Khadi: Indian Craftsmanship, Courtesy of Issey Miyake Inc.

Makiko Minagawa may be a behind-the-scenes name in Issey Miyake’s design studio, but she is far from unrecognizable. In fact, her personal touch and influence is woven into the fabric itself. Minagawa was textile director for Issey Miyake from the conception of the brand until 2000, when she became creative director of HaaT: a line within the studio emphasizing textile first. Now, an exhibition in Issey Miyake’s flagship store in Tribeca, “Khadi: Indian Craftsmanship,” celebrates not only Minagawa’s own work but also her longtime friendship with Indian textile mastermind Martand Singh (1947–2017). Though she prefers not to appear publicly, Minagawa and I sit down the morning of the opening over tea to discuss her work, her relationship with the handspun, hand-woven cotton fabric known as Khadi and her philosophy of fashion.

Portrait of Makiko Minagawa. Photo by Yasuaki Yoshinaga.

She tells me, “HaaT’s meaning is threefold: The first is ‘haat’ which means ‘village market’ in Sanskrit—symbolizing a collection that includes a diverse range of techniques, textiles and aesthetics.The second is ‘heart’—a reference to the warmness of human touch in design, and the third, ‘haath’ is the Sanskrit word for ‘hands’, representing the collective and intersecting hands of a collaboration of Japanese design and craftsmanship from India.” Martand Singh was a champion for Indian traditions in textiles and worked closely with HaaT. Asked how she navigated the intersection of her own heritage with that of Singh’s, Minagawa says, “I have always been drawn to the making of the clothes before the clothes themselves. Khadi has become a special part of how I create. I grew up in Kyoto where the first kimonos were made and it is a craft that has been worked on for thousands of years. My family was in the business and very early on, I began to take notice of the dyeing processes and the staining processes. When I met Martand, I was introduced to the fundamentals of Indian weaving and fabric making and I felt the combination was seamless. Both were beautiful and designed to put fabric first. In this collection, I have drawn from both traditional Indian craftsmanship as well as Japanese technology-oriented practices.”

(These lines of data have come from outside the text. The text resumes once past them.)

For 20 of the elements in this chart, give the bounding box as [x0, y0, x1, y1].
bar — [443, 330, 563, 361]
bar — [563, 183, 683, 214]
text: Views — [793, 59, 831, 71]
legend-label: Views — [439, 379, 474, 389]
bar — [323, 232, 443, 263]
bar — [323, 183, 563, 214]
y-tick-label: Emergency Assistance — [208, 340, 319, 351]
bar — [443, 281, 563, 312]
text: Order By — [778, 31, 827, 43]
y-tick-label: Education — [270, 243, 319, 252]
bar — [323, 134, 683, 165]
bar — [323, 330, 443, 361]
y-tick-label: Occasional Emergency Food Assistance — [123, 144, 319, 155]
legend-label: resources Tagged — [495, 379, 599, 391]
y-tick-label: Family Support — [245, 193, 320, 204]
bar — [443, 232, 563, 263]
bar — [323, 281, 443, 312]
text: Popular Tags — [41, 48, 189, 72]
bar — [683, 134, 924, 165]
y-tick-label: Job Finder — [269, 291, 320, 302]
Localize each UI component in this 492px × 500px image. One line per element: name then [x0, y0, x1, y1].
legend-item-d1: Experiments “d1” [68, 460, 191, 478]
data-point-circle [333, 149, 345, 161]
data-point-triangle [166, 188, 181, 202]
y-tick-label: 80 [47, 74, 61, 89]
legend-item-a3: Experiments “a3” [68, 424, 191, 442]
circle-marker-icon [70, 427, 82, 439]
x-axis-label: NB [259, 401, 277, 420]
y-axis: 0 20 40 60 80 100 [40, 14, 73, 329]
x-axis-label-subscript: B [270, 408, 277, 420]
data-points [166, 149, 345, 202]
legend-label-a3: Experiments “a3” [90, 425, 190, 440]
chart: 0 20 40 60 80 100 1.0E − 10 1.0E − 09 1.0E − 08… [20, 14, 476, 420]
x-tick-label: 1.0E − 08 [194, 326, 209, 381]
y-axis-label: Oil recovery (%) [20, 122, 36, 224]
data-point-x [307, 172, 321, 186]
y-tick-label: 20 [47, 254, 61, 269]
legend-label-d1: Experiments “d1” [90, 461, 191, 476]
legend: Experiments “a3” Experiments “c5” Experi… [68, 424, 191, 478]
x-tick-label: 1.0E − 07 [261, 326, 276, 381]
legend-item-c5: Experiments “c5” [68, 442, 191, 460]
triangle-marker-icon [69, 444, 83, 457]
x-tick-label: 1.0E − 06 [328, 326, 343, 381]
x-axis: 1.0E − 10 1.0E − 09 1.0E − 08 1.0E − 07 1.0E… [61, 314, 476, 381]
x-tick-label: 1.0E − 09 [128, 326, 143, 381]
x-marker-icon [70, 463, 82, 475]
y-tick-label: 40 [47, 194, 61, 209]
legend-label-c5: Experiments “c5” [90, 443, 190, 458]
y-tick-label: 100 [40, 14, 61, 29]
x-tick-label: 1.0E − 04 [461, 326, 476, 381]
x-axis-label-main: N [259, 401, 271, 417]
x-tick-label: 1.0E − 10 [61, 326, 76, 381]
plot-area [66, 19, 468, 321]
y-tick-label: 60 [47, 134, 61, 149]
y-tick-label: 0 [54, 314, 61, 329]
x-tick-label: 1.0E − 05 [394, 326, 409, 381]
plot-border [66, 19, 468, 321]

Khadi: Indian Craftsmanship, Courtesy of Issey Miyake Inc.

Minagawa and I speak through her translator for nearly an hour. She shows me pieces that are featured in the show and details how each was made, whether dyed with indigo or screen-printed with massive mismatched broken blocks. She laughs coyly when I tell her that despite her genius in textile, she is very much so a designer. Her craft differs from the usual process, she often explains. Most designers envision a silhouette and then find the fabric to match the vision. Minagawa works in the reverse, tailoring blouses and loose-fitting pants to best match the grain and integrity of the fabric.

“Khadi: Indian Craftsmanship” runs through August 22 at Issey Miyake, 119 Hudson Street, New York.